3.1g of an organic compound containing carbon hydrogen and oxygen only produced 4.4g of carbon 4 oxide and 2.0g water on complete combustion
a)determine its empirical formula
b)determine its molecular formula if its formula mass is 62
a) To determine the empirical formula, we need to find the mole ratio of the elements present in the compound.

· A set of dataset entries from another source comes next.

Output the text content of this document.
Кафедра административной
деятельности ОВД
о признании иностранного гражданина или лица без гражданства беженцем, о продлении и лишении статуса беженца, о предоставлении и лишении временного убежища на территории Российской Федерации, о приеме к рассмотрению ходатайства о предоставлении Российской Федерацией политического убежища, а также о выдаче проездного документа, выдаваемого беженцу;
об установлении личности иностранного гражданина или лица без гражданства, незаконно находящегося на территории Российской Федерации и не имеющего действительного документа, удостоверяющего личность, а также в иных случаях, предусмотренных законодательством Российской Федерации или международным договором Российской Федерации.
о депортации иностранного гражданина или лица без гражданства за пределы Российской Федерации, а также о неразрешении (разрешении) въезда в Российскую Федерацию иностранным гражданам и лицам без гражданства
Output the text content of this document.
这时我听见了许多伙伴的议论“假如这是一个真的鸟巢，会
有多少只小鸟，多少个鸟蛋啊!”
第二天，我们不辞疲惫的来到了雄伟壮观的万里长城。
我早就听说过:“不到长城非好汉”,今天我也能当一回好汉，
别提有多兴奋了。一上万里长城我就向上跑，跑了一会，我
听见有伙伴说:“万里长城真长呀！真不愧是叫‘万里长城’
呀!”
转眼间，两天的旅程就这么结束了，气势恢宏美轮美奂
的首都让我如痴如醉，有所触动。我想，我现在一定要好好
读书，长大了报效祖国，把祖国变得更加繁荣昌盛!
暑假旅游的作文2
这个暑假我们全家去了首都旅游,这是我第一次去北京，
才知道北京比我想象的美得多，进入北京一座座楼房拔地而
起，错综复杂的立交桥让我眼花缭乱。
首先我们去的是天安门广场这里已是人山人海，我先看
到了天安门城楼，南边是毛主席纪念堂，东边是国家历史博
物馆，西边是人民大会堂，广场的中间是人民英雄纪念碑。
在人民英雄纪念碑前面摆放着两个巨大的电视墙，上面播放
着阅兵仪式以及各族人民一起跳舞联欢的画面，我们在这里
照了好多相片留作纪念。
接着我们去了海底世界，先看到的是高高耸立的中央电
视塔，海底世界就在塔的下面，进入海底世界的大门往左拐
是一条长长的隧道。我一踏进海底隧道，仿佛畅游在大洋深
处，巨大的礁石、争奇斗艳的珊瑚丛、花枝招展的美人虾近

First, we calculate the moles of carbon dioxide produced:
moles of CO2 = mass / molar mass = 4.4 g / 44.01 g/mol = 0.1 mol
Next, we calculate the moles of water produced:
moles of H2O = mass / molar mass = 2.0 g / 18.015 g/mol = 0.111 mol
Since the combustion reaction is balanced, the mole ratio of C : H : O in the compound should be the same as the mole ratio in the products.
Mole ratio of C : H : O = 0.1 mol : (0.111 mol/2) : (0.111 mol/2) = 1 : 1 : 1
Therefore, the empirical formula is CH2O.
b) To determine the molecular formula, we need to know the molecular weight of the compound. From the empirical formula, the molecular weight would be:
molecular weight = (12.01 g/mol x 1) + (1.01 g/mol x 2) + (16.00 g/mol x 1) = 30.03 g/mol
The formula mass given is 62 g/mol, which is approximately double the empirical formula mass. Therefore, we need to multiply the empirical formula by a factor to get the molecular formula.
molecular formula = (CH2O)n
molecular weight = 30.03 g/mol x n
30.03 g/mol x n = 62 g/mol
n = 2
Therefore, the molecular formula of the organic compound is C2H4O2.